Diagram showing how carbon dioxide can be converted to molecular oxygen inside a reactor.

(Image: © Caltech)

"It meant that the two atoms of oxygen came from the same CO2 [carbon dioxide] molecule, dividing it effectively in an extraordinary way ", representatives of Caltech said in a statement.

To better understand how carbon dioxide can degrade in molecular oxygen, Caltech chemistry professor Tom Miller and postdoctoral fellow Philip Shushkov created a computer simulation.

A challenge in modeling the reaction is that the molecules that react are very "excited", which means they vibrate and spin in a complex way, the researchers said.

"In general, excited molecules can lead to unusual chemistry, so we started with that," said Miller in his statement. "But, to our surprise, the excited state did not create molecular oxygen – instead, the molecule was broken down into other products."

Rather, scientists have discovered that extremely "curved" carbon dioxide molecules – those with unusual geometry – can be created without exciting carbon dioxide. This would produce oxygen.

When Yao and Giapis broke the carbon dioxide molecules in a gold foil, they electrically charged the individual molecules of carbon dioxide and then accelerated them with the help of an electric field. . However, Giapis said the reaction could also occur at a slower speed, which could explain why there is oxygen floating high up in the sky. Martian atmosphere.

"You can throw a rock with enough speed with CO2 [carbon dioxide] and achieve the same thing, "he said in a statement. It would have to be moving about as fast as a comet or asteroid moves in space. "

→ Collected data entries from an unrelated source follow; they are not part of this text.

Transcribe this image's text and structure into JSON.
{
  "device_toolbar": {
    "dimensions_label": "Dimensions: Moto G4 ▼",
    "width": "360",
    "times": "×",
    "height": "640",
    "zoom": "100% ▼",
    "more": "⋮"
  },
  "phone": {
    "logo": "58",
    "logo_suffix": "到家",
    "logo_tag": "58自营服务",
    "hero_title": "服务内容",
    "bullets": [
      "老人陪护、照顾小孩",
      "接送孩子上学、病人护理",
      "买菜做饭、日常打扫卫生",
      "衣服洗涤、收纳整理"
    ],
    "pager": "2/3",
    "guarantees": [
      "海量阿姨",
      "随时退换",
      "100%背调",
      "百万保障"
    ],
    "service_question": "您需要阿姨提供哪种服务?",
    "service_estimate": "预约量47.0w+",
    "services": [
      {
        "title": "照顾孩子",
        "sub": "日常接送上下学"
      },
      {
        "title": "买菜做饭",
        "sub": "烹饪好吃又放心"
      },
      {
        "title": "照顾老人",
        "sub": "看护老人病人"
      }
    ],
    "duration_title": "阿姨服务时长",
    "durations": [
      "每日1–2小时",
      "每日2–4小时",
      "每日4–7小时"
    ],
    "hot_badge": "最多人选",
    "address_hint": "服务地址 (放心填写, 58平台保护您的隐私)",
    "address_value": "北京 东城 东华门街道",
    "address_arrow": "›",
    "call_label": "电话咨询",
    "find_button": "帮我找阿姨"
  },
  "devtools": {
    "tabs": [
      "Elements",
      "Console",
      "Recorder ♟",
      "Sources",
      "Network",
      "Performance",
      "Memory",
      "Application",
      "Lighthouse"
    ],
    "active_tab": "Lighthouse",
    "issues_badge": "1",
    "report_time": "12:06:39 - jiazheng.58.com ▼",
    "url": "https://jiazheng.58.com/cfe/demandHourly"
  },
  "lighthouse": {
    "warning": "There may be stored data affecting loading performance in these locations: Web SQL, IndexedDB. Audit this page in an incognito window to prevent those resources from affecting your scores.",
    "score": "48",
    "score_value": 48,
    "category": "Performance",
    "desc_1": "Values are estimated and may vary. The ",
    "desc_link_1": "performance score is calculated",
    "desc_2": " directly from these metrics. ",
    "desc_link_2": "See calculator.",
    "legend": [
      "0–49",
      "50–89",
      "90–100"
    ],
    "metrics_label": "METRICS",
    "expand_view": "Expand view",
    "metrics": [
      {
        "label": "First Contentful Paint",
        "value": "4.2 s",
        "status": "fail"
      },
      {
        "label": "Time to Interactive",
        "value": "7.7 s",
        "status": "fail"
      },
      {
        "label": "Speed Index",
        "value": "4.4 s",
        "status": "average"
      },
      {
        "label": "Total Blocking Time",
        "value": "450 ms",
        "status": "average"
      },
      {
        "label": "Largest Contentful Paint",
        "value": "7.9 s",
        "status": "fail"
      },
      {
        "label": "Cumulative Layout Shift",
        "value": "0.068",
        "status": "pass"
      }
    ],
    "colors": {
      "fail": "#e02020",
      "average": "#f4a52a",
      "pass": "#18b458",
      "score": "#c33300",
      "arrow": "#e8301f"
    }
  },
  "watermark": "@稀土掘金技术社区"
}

Related: How to live on Mars could challenge settlers

Previously, scientists thought that the minute concentration of atmospheric oxygen in Mars is probably generated after the sun's ultraviolet light hits the carbon dioxide molecules in the air of the red planet. Giapis believes, however, that Martian oxygen could also be generated when dust particles, accelerated at a very high speed in the atmosphere, break in carbon dioxide molecules.

The reactor used by Giapis is at very low efficiency, generating only one or two molecules of oxygen per 100 molecules of carbon dioxide passing through the accelerator. Giapis, however, said his reactor could perhaps be modified someday to create breathable air for astronauts on Mars. And on Earth, the reactor could be useful for extracting carbon dioxide (which is also a powerful greenhouse gas and the main factor in global warming) out of the atmosphere and convert it to oxygen.

"Is it an end device? No. Is it a device that can solve the problem with Mars? No," he says. "But it's a device that can do something very difficult – we're doing crazy things with this reactor."

An article based on the research, directed by Yao, was published last week in the newspaper Nature Communications.

By the way, NASA is about to test the technology that generates oxygen on Mars. A technological demonstrator called MOXIE (Experience using in situ resources on Mars oxygen) will fly aboard the agency 's 2020 rover, which is expected to be launched next summer and landed on the red planet in February 2021. MOXIE will electrochemically divide atmospheric carbon dioxide This method could be expanded to help people living on the red planet.